Bio
More than singer-songwriter and piano virtuoso, Halifax-based Mat Hughes is a storyteller and performer of unique magnetism who makes each audience member feel like they’re catching up with an old friend. From playing dive bars and DIY house shows to touring across Canada and gracing hundreds of stages in his home province—most recently, the release show for his latest EP at The Stage at St. Andrews in Halifax—he’s quickly made a name for himself as one of Nova Scotia’s most original talents.

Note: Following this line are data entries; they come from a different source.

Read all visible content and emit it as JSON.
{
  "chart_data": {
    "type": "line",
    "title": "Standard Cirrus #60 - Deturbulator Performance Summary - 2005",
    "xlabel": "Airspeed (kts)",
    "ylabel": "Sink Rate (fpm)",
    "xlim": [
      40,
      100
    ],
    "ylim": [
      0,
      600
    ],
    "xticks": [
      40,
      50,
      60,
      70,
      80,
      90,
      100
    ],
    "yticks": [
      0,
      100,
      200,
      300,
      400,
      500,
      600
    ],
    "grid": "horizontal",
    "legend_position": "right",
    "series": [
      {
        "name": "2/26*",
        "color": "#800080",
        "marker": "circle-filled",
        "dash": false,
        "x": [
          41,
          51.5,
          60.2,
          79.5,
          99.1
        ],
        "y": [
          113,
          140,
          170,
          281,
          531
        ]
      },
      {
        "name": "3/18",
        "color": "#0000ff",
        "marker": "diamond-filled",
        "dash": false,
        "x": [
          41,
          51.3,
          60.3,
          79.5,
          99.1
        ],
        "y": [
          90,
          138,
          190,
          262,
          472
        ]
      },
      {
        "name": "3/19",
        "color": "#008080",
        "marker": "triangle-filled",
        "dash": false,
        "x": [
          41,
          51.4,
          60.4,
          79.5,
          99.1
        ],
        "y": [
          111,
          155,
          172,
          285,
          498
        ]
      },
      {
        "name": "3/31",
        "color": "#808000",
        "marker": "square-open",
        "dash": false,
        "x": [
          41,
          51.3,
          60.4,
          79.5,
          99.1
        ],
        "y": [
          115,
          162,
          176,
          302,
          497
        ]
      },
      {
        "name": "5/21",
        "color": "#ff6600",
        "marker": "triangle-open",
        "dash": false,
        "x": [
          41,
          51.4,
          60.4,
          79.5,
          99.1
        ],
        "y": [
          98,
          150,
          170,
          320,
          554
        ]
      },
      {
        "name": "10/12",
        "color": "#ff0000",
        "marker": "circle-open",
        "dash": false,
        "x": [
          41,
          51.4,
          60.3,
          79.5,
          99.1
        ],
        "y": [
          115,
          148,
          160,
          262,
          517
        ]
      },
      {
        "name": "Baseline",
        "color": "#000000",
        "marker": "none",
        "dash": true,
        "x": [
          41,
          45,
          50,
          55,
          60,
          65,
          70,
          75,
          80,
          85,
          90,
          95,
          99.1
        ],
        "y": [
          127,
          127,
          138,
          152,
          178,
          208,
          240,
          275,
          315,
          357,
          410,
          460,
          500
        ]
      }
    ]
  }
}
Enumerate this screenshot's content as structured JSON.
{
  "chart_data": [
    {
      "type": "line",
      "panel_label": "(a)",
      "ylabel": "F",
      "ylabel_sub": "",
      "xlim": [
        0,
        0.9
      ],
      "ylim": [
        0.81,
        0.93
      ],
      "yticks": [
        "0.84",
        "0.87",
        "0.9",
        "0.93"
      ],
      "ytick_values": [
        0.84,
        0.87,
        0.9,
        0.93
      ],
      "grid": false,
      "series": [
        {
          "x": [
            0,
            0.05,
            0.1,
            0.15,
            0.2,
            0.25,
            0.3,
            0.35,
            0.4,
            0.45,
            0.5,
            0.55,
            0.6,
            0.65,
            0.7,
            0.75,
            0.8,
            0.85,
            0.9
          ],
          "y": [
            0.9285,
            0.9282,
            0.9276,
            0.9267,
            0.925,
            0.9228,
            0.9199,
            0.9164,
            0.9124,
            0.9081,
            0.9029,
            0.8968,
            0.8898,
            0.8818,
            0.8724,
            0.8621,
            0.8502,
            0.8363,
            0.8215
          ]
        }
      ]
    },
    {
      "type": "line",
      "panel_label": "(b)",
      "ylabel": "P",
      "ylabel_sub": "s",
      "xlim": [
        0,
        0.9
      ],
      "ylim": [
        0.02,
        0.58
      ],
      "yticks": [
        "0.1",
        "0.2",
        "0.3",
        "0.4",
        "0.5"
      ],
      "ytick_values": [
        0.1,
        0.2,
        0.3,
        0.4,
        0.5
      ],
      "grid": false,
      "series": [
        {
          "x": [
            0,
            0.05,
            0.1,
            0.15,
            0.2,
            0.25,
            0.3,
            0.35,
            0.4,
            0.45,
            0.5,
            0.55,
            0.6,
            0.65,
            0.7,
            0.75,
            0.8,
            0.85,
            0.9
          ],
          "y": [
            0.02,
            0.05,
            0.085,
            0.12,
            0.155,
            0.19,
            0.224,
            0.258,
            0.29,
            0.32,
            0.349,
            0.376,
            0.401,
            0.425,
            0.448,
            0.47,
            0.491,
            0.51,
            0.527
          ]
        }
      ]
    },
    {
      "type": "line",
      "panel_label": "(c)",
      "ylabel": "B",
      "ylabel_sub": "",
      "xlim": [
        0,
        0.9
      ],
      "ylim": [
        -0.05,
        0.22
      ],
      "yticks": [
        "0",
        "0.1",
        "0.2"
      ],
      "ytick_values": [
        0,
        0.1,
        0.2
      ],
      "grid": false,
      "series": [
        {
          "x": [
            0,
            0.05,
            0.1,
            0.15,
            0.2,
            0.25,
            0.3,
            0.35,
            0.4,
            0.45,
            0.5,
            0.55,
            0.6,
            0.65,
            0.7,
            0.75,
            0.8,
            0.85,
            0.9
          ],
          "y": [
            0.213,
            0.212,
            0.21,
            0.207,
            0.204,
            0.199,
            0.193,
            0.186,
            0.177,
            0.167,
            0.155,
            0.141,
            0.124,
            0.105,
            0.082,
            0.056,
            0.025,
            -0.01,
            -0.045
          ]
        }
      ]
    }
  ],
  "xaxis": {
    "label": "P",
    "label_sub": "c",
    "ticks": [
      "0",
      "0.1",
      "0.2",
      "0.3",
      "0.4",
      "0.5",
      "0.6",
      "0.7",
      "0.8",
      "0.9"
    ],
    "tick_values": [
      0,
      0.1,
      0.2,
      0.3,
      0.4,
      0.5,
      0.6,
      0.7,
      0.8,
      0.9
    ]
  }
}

For all its foot-tapping, hi-fi instrumentation and subject matter liable to make you laugh out loud—from hot garbage to a bird flown headfirst into a window—Hughes’ third EP “South-Facing Dumpster” may at face value feel like a lighthearted pop album à la John or Joel. Upon closer listening, Mat's juxtaposition of upbeat melodies and wry, metaconscious lyricism exposes both the absurdity of our contemporary moment and the all-too-human ways we cope with it. Going for a walk to ward off the doom; sticking your head in the sand when the truth is too hard to swallow; mistaking light pollution for a sunrise. These songs teem with the platitudes of a thinly veiled nihilism, each terse line a live wire straight to the vein.
A cohesive continuation yet refined departure from his previous releases, “South-Facing Dumpster” asks what programmed motions steer us through an often-unforeseeable future; how the sun persists in its orbit despite all odds. And how on a road leading nowhere, full of streetlights illuminating nothing, we somehow find a way to enjoy the drive.